Сержанты не знали, то ли выполнять приказ, то ли нет, кто там знает, какое у старика звание — по штатской одежде не скажешь. Рыбуня перебирал когтями, делая полковнику легкий массаж поясницы и лишая его последних сил противиться корягинскому беспределу. Впрочем, оставалась надежда на то, что дед раздевает его не с целью порки, а для какого-либо еще пока что научно не объясненного явления, за злоупотребления каковыми явлениями и провел в свое время десять лет там, где положено, но потом более или менее насчет явлений унялся. Явлениями считалось дедово лечение, грубо знахарское, никогда не было известно, что учинит дед, но имелась гарантия, что лечение это поможет, да и вообще можно было хоть сейчас посчитать это делом чисто семейным; полковнику было настолько плохо, что — как ему думалось — все равно хуже дед уже не сделает. Полковник почувствовал, что лежит на полу, сперва с него снимают Рыбуню, потом форму, потом исподнее. Дед сходил в свою комнату, вернулся с куском капронового каната и чудовищного размера киянкой. С юношеской легкостью захлестнул он петлю вокруг вделанной под потолок прихожей трубы, обычно служившей насестом попугаям, когда самцов выгоняли в прихожую по тем или иным причинам.

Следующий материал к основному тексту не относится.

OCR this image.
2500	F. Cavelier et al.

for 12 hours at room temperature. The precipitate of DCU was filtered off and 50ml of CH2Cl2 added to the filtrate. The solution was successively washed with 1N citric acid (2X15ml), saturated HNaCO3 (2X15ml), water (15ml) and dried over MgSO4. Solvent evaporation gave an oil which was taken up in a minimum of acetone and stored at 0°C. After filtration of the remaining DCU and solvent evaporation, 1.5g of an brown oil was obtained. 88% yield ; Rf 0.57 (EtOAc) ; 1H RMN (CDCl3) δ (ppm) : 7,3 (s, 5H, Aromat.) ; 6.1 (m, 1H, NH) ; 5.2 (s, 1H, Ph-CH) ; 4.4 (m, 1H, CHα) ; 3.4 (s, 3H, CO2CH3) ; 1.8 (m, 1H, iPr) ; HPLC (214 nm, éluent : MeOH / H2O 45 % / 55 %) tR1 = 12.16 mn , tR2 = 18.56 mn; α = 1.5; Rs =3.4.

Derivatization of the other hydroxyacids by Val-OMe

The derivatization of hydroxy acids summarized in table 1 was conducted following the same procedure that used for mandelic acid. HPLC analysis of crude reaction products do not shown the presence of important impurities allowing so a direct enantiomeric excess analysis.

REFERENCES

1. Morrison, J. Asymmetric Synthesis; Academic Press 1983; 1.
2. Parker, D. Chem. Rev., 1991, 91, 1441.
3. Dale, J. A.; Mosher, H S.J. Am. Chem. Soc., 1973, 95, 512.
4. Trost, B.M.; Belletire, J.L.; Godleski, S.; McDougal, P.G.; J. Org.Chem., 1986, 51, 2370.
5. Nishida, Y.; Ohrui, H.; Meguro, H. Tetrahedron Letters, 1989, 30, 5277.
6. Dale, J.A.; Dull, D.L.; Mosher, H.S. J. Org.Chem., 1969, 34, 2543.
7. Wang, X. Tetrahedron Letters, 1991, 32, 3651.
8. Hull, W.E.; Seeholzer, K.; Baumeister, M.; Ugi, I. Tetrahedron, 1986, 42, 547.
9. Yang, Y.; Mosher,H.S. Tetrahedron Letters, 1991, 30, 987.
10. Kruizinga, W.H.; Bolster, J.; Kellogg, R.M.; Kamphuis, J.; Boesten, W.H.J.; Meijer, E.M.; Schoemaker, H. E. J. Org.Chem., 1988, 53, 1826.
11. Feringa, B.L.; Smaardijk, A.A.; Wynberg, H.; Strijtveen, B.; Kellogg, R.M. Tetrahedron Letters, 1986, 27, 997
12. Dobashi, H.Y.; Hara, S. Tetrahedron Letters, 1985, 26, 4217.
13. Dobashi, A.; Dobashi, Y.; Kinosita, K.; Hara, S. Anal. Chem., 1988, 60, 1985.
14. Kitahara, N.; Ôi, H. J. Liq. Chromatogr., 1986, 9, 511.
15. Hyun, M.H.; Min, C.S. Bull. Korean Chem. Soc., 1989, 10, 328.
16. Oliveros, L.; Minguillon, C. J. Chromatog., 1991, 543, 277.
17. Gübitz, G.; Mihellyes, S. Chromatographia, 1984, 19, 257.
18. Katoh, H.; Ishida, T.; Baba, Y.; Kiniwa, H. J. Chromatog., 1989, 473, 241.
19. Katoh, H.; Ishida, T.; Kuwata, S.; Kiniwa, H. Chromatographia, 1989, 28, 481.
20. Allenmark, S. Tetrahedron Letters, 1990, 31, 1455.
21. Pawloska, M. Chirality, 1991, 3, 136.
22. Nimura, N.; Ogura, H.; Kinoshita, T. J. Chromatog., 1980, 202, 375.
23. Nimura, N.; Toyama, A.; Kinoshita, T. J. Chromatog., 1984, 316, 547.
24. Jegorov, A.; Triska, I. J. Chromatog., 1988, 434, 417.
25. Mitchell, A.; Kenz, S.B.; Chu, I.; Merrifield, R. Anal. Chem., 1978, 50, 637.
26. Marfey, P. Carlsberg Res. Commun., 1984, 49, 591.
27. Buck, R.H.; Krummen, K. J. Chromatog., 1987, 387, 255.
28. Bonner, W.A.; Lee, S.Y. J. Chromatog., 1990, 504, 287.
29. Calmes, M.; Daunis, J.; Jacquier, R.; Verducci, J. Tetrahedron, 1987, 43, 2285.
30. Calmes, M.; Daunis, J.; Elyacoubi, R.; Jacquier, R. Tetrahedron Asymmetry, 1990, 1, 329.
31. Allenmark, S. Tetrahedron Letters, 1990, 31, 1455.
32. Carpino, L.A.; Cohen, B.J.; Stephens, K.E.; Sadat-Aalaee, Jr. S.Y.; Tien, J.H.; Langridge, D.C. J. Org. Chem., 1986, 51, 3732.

Потом дед приказал сержантам, как сподручней закрепить другой конец каната на щиколотках голого полковника. Потом велел потянуть, и помраченный рассудок Игоря Мовсесовича вдруг осознал, что тело, в коем он пока размещается, подвешено за ноги, притом довольно высоко. Полковник вспомнил глупое слово «однопотолокий», — наверное, потому, что к потолку был сейчас подвешен. Оставалось надеяться, что не навсегда. «Радикулит разве так лечат? плаксиво подумал полковник. — Баралгин тогда на что?»
Дед Эдуард велел сержантам отойти, взял киянку, размахнулся и с громким хрустом врубил полковнику куда-то в район копчика. За первым ударом последовал второй, в какое место, сержанты уже не заметили; от первого удара тело стало вращаться вокруг своей оси, от второго свое вращение еще убыстрило. Тело, правда, форму буквы «г» явно утратило, выпрямилось тело, но далеко не было ясно, теплится в нем еще жизнь или уже нет. Тело вращаться перестало, как бы подумало, потом донельзя закрученный канат решил вернуться в свое изначальное состояние: тело, все ускоряясь, стало вращаться в обратную сторону. Повращалось и остановилось. Дед сел на галошницу и утер пот со лба.
— Можно снимать.
Сержанты отвязали полковника и бережно положили его на пол. Признаков жизни Аракелян не подавал. Дед подошел и потыкал его носком тапочки. Потом достал сигареты, — вообще-то он не курил, но сержанты этого не знали. Слегка покряхтывая, Эдуард Феликсович присел на бесчувственное тело и раскурил одновременно две сигареты, думая при этом, что именно так в молодые годы он смущал сердца доступных девушек в далекой Европе, а вот теперь, напротив, делает это человеческого здоровья ради. Затянулся дважды, а потом одновременно погасил обе сигареты о тело полковника, близко друг от друга, где-то в районе надпочечников. Полковник оказался живым и взвыл.
— Вставать будем? — осведомился дед, не думая вставать сам.
— Это же… — полковник разразился армянской речью; в том, что ни единого цензурного слова в ней нет, не было никаких сомнений. Деда подбросило несколько раз: полковник пытался встать. Наконец дед соизволил подняться, полковник вскочил. Поток брани оборвался, ибо от радикулита не осталось и следа, даже боли от ожогов не было.